Respecto al masoquismo, no van a ver gente con mascaras de cuero y estoperoles, látigos y pulseras de picos, cadenas, ni ese estilo estereotipado que vemos en todos lados, nada de eso, aquí resalta un masoquismo chilango, pero claro, si se puede ver la humillación, el sometimiento, la degradación y la vejación, pero hechas de una manera correcta y que no llega al morbo o a lo “asqueroso”.
Laura es una periodista oaxaqueña que vive en un edificio departamental en la colonia Tacubaya, en el DF, no es la mujer popular que tiene muchos amigos y que recibe visitas diariamente, de igual manera, no es la mujer que sale todos los días a visitar a sus conocidos. En cambio, es una mujer que espía a su vecina y gusta de observarla cuando ésta se encuentra con su novio. No pierde de vista a sus vecinos, que es una pareja de la tercera edad y que frecuentemente se sientan en su patio a beber café o a contemplar sus plantas.

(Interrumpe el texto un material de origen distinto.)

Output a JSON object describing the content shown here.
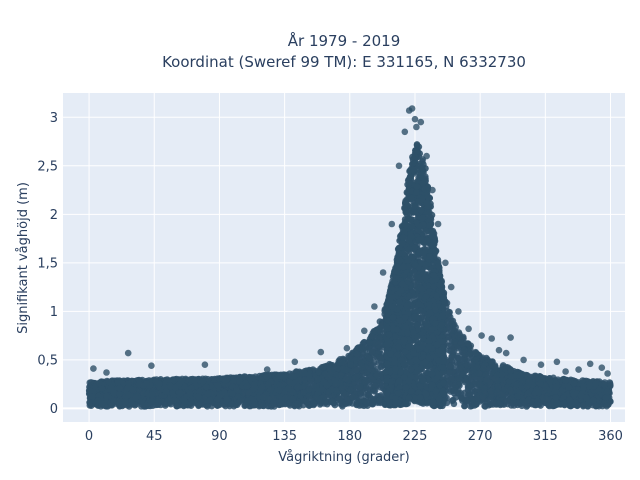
{
  "chart_data": {
    "type": "scatter",
    "title_line1": "År 1979 - 2019",
    "title_line2": "Koordinat (Sweref 99 TM): E 331165, N 6332730",
    "xlabel": "Vågriktning (grader)",
    "ylabel": "Signifikant våghöjd (m)",
    "xlim": [
      -18,
      370
    ],
    "ylim": [
      -0.14,
      3.25
    ],
    "x_ticks": [
      0,
      45,
      90,
      135,
      180,
      225,
      270,
      315,
      360
    ],
    "x_tick_labels": [
      "0",
      "45",
      "90",
      "135",
      "180",
      "225",
      "270",
      "315",
      "360"
    ],
    "y_ticks": [
      0,
      0.5,
      1,
      1.5,
      2,
      2.5,
      3
    ],
    "y_tick_labels": [
      "0",
      "0,5",
      "1",
      "1,5",
      "2",
      "2,5",
      "3"
    ],
    "grid": true,
    "marker_color": "#2e5068",
    "plot_background": "#e5ecf6",
    "envelope": {
      "direction": [
        0,
        20,
        45,
        90,
        135,
        160,
        180,
        195,
        205,
        212,
        218,
        222,
        225,
        228,
        232,
        236,
        240,
        245,
        250,
        260,
        270,
        285,
        300,
        330,
        360
      ],
      "upper_height": [
        0.27,
        0.29,
        0.3,
        0.31,
        0.36,
        0.42,
        0.55,
        0.75,
        1.05,
        1.5,
        2.1,
        2.55,
        2.75,
        2.7,
        2.5,
        2.1,
        1.6,
        1.2,
        0.95,
        0.7,
        0.55,
        0.45,
        0.35,
        0.3,
        0.27
      ],
      "lower_height": [
        0.02,
        0.02,
        0.02,
        0.02,
        0.02,
        0.02,
        0.02,
        0.02,
        0.02,
        0.03,
        0.04,
        0.05,
        0.05,
        0.05,
        0.04,
        0.03,
        0.02,
        0.02,
        0.02,
        0.02,
        0.02,
        0.02,
        0.02,
        0.02,
        0.02
      ]
    },
    "outliers": [
      {
        "x": 27,
        "y": 0.57
      },
      {
        "x": 3,
        "y": 0.41
      },
      {
        "x": 12,
        "y": 0.37
      },
      {
        "x": 43,
        "y": 0.44
      },
      {
        "x": 80,
        "y": 0.45
      },
      {
        "x": 123,
        "y": 0.4
      },
      {
        "x": 142,
        "y": 0.48
      },
      {
        "x": 160,
        "y": 0.58
      },
      {
        "x": 178,
        "y": 0.62
      },
      {
        "x": 190,
        "y": 0.8
      },
      {
        "x": 197,
        "y": 1.05
      },
      {
        "x": 203,
        "y": 1.4
      },
      {
        "x": 209,
        "y": 1.9
      },
      {
        "x": 214,
        "y": 2.5
      },
      {
        "x": 218,
        "y": 2.85
      },
      {
        "x": 221,
        "y": 3.07
      },
      {
        "x": 223,
        "y": 3.09
      },
      {
        "x": 225,
        "y": 2.98
      },
      {
        "x": 226,
        "y": 2.9
      },
      {
        "x": 229,
        "y": 2.95
      },
      {
        "x": 233,
        "y": 2.6
      },
      {
        "x": 237,
        "y": 2.25
      },
      {
        "x": 241,
        "y": 1.9
      },
      {
        "x": 246,
        "y": 1.5
      },
      {
        "x": 250,
        "y": 1.25
      },
      {
        "x": 255,
        "y": 1.0
      },
      {
        "x": 262,
        "y": 0.82
      },
      {
        "x": 271,
        "y": 0.75
      },
      {
        "x": 278,
        "y": 0.72
      },
      {
        "x": 283,
        "y": 0.6
      },
      {
        "x": 288,
        "y": 0.57
      },
      {
        "x": 291,
        "y": 0.73
      },
      {
        "x": 300,
        "y": 0.5
      },
      {
        "x": 312,
        "y": 0.45
      },
      {
        "x": 323,
        "y": 0.48
      },
      {
        "x": 329,
        "y": 0.38
      },
      {
        "x": 338,
        "y": 0.4
      },
      {
        "x": 346,
        "y": 0.46
      },
      {
        "x": 354,
        "y": 0.42
      },
      {
        "x": 358,
        "y": 0.36
      }
    ]
  }
}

La situación amorosa de Laura no aparece en esta película, le gusta salir y tener relaciones esporádicas de una noche, tener sexo con desconocidos y no conocer nada acerca de ellos, es una mujer que sólo se arregla cuando tiene en mente salir en busca de sexo. Laura ya en una de sus relaciones de una noche, llega a conocer a Arturo, éste, la frecuenta y comienza una relación que se basa en lo sexual. Es ahí donde la relación comienza a tener preferencia por lo masoquista, es cuestión de que le toque a su puerta, le marque al celular, y Laura siempre estará a las ordenes de Arturo, no hay tiempo para saludarse, es sexo masoquista y ya. Pero al terminar siempre platican, comentan cosas, Laura anhela un poco de cariño, de cierta forma Arturo se lo da, ambos se complementan.
Todo ese escenario se da en el departamento, nunca vemos a Laura fuera de su hogar (a excepción del comienzo del filme que aparece en un supermercado) y cuando no es visitada por sus amantes de una noche, llega su hermano, quien pocas veces aparece para platicar con ella.
La película es lenta, no tiene los grandes detonantes, pero la misma historia te atrapa, estar al pendiente de por qué Laura va tachando día por día el mes de febrero hasta saber qué es lo que pasará con el último día ahí marcado. Saber si la mitomanía de Laura es para protegerse de sus amantes o lo hace sólo por mentir, por engañar a la gente y así tener algo que comentar acerca de su “aburrida” vida.
El personaje de Arturo, es interpretado por Gustavo Sánchez Parra (Amores Perros, De la calle, Cero y van Cuatro, Matando Cabos por mencionar algunas) pero por fin lo podemos ver sin estar en la calle robando, asaltando, en cosas ilegales, personajes que siempre interpreta y que por fin en esta cinta cede a otro protagonista interesante y al mismo tiempo misterioso. El director (Michael Rowe) proyecta a la mexicana promedio; Laura, (Mónica del Carmen) morena, cabello oscuro y deja a un lado a la mexicana de tez blanca.
Es una película en la que la música no refuerza las situaciones en la actuación, es decir, el único audio que escuchamos es el de la televisión, cuando abren o cierran las puertas, el celular, etc.
Película mexicana que obtuvo en Cannes el Premio Cámara de Oro (2010), que reconoce a la mejor ópera prima de un nuevo director. Es la primera vez que México gana este galardón en los 63 años del festival de cine. Un filme mexicano que realmente vale la pena ver.